The Entomologist said:


> Pfft, that's basically confessing to rigging rides yet no one has noticed it.
> 
> They rig rides, I KNOW, easier to tell on Lyft.


It's an algorithm. A very good one.


----------



## uberdriverfornow (Jan 10, 2016)

goneubering said:


> It's an algorithm. A very good one.


lol they basically admit to rigging rides in their favor to push more rides onto pool in their favor so we don't get a new base fee for each new ride and all you can say is it's a very good algorithm ?

sounds like someone doesn't really understand the concept of pool, how it works, and how it generates more revenue for Uber on our backs


----------



## goneubering (Aug 17, 2017)

uberdriverfornow said:


> lol they basically admit to rigging rides in their favor to push more rides onto pool in their favor so we don't get a new base fee for each new ride and all you can say is it's a very good algorithm ?
> 
> sounds like someone doesn't really understand the concept of pool, how it works, and how it generates more revenue for Uber on our backs


Depends on your perspective. It's a very effective algorithm for Uber but it's a terrible algorithm for drivers.

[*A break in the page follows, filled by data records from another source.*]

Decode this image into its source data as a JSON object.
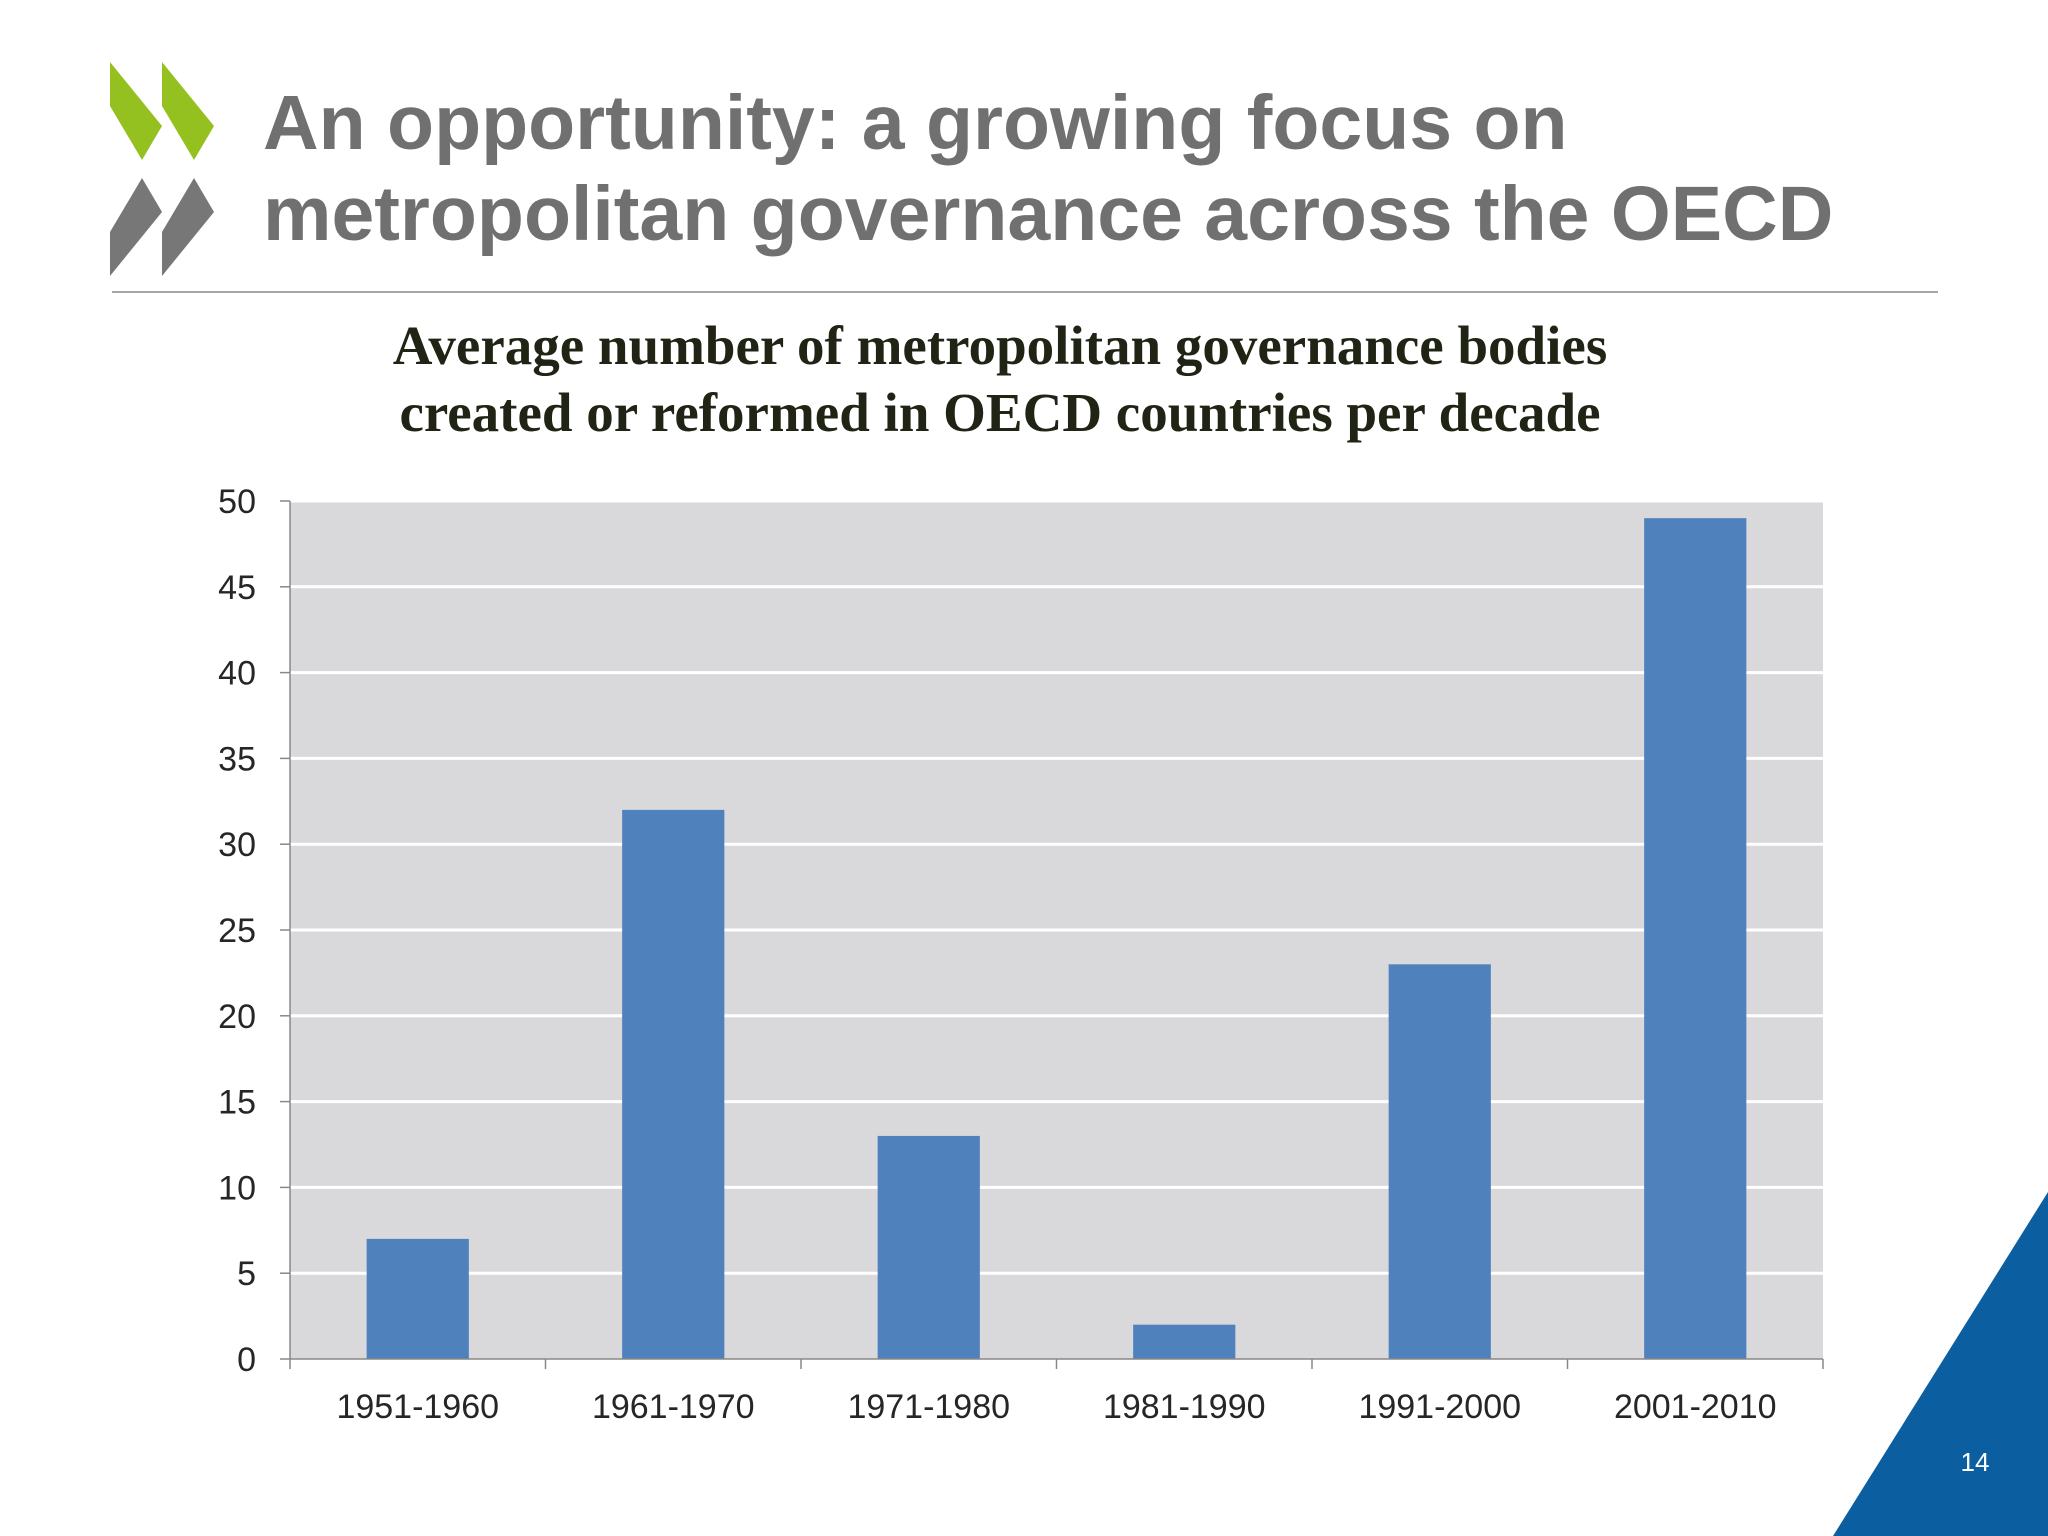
{
  "slide": {
    "title_line1": "An opportunity: a growing focus on",
    "title_line2": "metropolitan governance across the OECD",
    "page_number": "14",
    "logo": "oecd-chevron-logo",
    "colors": {
      "title": "#707070",
      "bar": "#4f81bd",
      "plot_bg": "#d9d9dc",
      "logo_green": "#94c11f",
      "logo_grey": "#777777",
      "corner_blue": "#0b5fa0"
    }
  },
  "chart_data": {
    "type": "bar",
    "title_line1": "Average number of metropolitan governance bodies",
    "title_line2": "created or reformed in OECD countries per decade",
    "categories": [
      "1951-1960",
      "1961-1970",
      "1971-1980",
      "1981-1990",
      "1991-2000",
      "2001-2010"
    ],
    "values": [
      7,
      32,
      13,
      2,
      23,
      49
    ],
    "ylim": [
      0,
      50
    ],
    "yticks": [
      0,
      5,
      10,
      15,
      20,
      25,
      30,
      35,
      40,
      45,
      50
    ],
    "xlabel": "",
    "ylabel": "",
    "grid": true,
    "legend": "none"
  }
}
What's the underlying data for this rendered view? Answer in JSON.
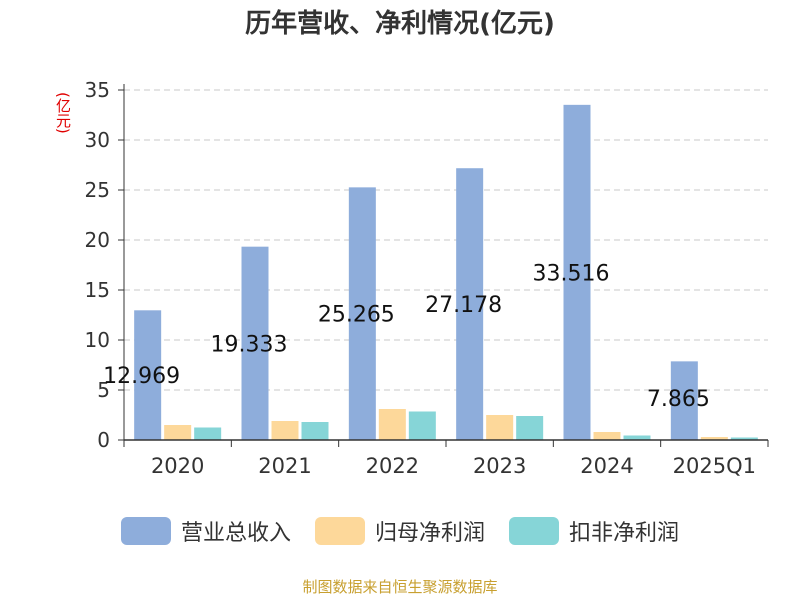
{
  "chart_data": {
    "type": "bar",
    "title": "历年营收、净利情况(亿元)",
    "unit_label": "(亿元)",
    "categories": [
      "2020",
      "2021",
      "2022",
      "2023",
      "2024",
      "2025Q1"
    ],
    "ylim": [
      0,
      35
    ],
    "yticks": [
      0,
      5,
      10,
      15,
      20,
      25,
      30,
      35
    ],
    "grid": true,
    "legend_position": "bottom",
    "series": [
      {
        "name": "营业总收入",
        "color": "#8eaddb",
        "values": [
          12.969,
          19.333,
          25.265,
          27.178,
          33.516,
          7.865
        ]
      },
      {
        "name": "归母净利润",
        "color": "#fdd89a",
        "values": [
          1.5,
          1.9,
          3.1,
          2.5,
          0.8,
          0.3
        ]
      },
      {
        "name": "扣非净利润",
        "color": "#86d5d7",
        "values": [
          1.25,
          1.8,
          2.85,
          2.4,
          0.45,
          0.25
        ]
      }
    ],
    "data_labels": [
      "12.969",
      "19.333",
      "25.265",
      "27.178",
      "33.516",
      "7.865"
    ]
  },
  "source": {
    "text": "制图数据来自恒生聚源数据库",
    "color": "#c8a030"
  }
}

I say get rid of Pool completely.


----------



## zeroperminute (Jun 19, 2019)

thats what you get for accepting pool
opt out you have a legal right
or ignore all pools you have that right too

it violates every states distracted driving laws, learn how to copy & paste your states statute conceening the matter & tell support to foward to legal department of as you wont be coerced into violating a local law in your jurisdiction. cant be playing with your phones screen while operation a motor vehicle

tis the law

and eventually pool goes bye bye but if you tell an evil algo programmed by evil people whove never been out side that you like getting pissed on, it keeps pissing on you because you said please sir can i have another while everyone who got past 3rd grade math with a gold star ignores them

excercise your rights or let uber lyft violate them


----------



## The Gift of Fish (Mar 17, 2017)

MissTN said:


> "Here's why you don't get paired with that Uber you see on the map"
> 
> Friend sent me this article earlier. Interesting...
> 
> https://mashable.com/article/uber-batch-matching-ride-hailing-request/












What if I told you... a lot of the cars on the Uber map don't actually exist.


----------



## Mista T (Aug 16, 2017)

The Gift of Fish said:


> View attachment 331733
> 
> 
> What if I told you... a lot of the cars on the Uber map don't actually exist.


Ha!!

Most drivers: "I know what you're trying to do."

Experienced drivers: "I'm trying to free your mind."


----------